Prosecuting abuse of prisoners

Issue: An untested law passed in 2000 is seen as key in pursuing charges against civilian contractors in mistreatment of Iraqi detainees.

May 29, 2004|By Gail Gibson | Gail Gibson,SUN NATIONAL STAFF

The defendant was the husband of an Army sergeant, left to care for his 13-year-old stepdaughter at a base in Germany while her mother was on duty in Bosnia. Instead, he repeatedly had sex with the girl - a crime discovered only after the family returned to America and the girl gave birth to his child.

The outrage came from the federal appeals court that in June 2000 determined it had no choice but to reverse Milton Gatlin's sexual abuse conviction because the jurisdiction of U.S. prosecutors did not extend to the Army installation in Germany.

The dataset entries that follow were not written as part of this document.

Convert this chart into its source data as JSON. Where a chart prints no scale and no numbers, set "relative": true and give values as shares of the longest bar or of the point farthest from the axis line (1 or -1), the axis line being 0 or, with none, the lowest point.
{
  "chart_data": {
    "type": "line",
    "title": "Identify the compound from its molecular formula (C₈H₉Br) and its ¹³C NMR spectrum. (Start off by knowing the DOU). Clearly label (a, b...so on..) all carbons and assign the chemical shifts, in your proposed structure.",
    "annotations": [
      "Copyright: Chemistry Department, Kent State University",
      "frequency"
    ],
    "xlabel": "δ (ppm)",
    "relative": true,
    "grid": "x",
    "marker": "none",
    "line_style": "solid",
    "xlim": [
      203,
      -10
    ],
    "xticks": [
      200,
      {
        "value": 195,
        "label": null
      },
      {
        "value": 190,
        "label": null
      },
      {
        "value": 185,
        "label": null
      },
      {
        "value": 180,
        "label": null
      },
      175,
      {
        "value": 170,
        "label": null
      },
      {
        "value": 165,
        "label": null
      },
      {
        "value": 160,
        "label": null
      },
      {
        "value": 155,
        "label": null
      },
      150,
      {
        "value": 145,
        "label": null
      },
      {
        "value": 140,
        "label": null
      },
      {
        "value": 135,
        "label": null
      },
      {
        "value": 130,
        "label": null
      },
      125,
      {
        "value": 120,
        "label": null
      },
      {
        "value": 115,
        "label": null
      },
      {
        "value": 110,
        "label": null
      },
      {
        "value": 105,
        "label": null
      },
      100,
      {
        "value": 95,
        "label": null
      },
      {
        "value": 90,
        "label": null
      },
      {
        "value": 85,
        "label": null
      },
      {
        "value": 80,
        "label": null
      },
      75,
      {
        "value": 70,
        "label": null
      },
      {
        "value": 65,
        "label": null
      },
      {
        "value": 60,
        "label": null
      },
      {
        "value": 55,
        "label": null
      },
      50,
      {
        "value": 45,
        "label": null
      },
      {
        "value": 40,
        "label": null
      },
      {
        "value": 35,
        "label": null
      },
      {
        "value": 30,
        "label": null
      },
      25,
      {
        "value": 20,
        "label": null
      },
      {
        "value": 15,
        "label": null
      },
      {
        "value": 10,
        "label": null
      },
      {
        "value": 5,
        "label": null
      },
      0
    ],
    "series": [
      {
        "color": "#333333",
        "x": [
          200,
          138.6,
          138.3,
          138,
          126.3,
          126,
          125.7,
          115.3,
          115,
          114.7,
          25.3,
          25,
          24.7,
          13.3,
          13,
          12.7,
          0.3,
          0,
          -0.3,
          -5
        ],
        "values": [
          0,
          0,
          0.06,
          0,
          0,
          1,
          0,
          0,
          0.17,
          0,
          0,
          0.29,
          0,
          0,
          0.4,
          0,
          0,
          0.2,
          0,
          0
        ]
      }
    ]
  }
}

Ruling "with regret," a three-judge panel of the 2nd U.S. Circuit Court of Appeals took the extraordinarily rare step of directing the court clerk to send a copy of the case to key congressional committees, and said in the decision that it was up to lawmakers "to close this jurisdictional gap."

By year's end, a new law intended to do just that was on the books. But it remains untested more than three years later, raising questions about how effective a tool it can be for Justice Department officials who have called it the key to pursuing charges against civilian contractors involved in abusing Iraqi prisoners.

No regulations drafted

Defense Department lawyers have not drafted regulations to govern how the law, known as the Military Extraterritorial Jurisdiction Act, is implemented. U.S. prosecutors brought their first case under the law last summer, filing murder charges against a California woman accused of killing her Air Force staff sergeant husband on a base in Turkey. She is scheduled for trial in July.

The absence of established case law has spurred speculation whether the statute will fit any of the alleged abuses at the Abu Ghraib prison near Baghdad. A central issue is whether its definition of civilian contractors could extend beyond the Defense Department, because one company at Abu Ghraib was operating under a contract administered by the Department of Interior.

"Legal clarity does not come from clear language; it comes from precedents," said Deborah Avant, a political science professor at George Washington University who has researched military contracting issues.

When it was adopted in 2000, the extraterritorial jurisdiction act - sometimes referred to as MEJA - was considered a cure for the long-standing problem of how to prosecute criminal activity overseas by military civilians and contractors.

In a series of rulings that date to the 1950s, the Supreme Court established that civilians and contractors accused of wrongdoing overseas cannot be subjected to military courts-martial, except during declared war.

"The new law eliminates any prospective ambiguity about federal criminal jurisdiction over persons who ... are charged with committing felonies in foreign nations while associated with the United States' military," U.S. Solicitor General Theodore B. Olson said last fall.

The extraterritorial jurisdiction statute allows civilian prosecutors in U.S. district courts to bring charges against civilians, although it does not spell out where such cases should originate.

In the single existing prosecution, accused Air Force wife Latasha Lorraine Arnt was brought from Turkey to her home state of California to face charges that she killed her husband, a Pennsylvania native.

Such ambiguities frustrate legal experts and human rights advocates who backed the law.

"We have a statute ... that requires uniform implementation rules, and those still don't exist," said Gary D. Solis, a former Marine Corps judge advocate and now an adjunct law professor at Georgetown University.

Washington attorney Martina Vandenberg, a former researcher with Human Rights Watch, said the lack of regulations in some ways meant the law was "dead on arrival."

"I think it's reprehensible that four years after the passage of MEJA, we still haven't seen any [contractor] prosecutions," Vandenberg said.

Vandenberg worked on Human Rights Watch's investigation of alleged prostitution and human trafficking activities carried out by U.S. civilians working for defense contractor DynCorp in the Balkans during the late 1990s.

Reports compiled by Human Rights Watch, the U.S. Army Criminal Investigation Command and in two whistleblower lawsuits documented the purchasing of young girls as sex slaves and, in one instance, a videotaped rape.

Although the events did not become public until late 2001 and 2002, the records suggest most of the alleged illegal behavior occurred in 1999 and 2000 - before the passage of the extraterritorial jurisdiction act that could have allowed U.S. civilian prosecutors to pursue charges.

Instead, the contractors allegedly involved were sent home and fired.

In the current case of abuses at Abu Ghraib, the Justice Department has opened a criminal investigation into one civilian contractor, based on a referral from Pentagon investigators. Authorities have not identified the individual or the company involved in the probe.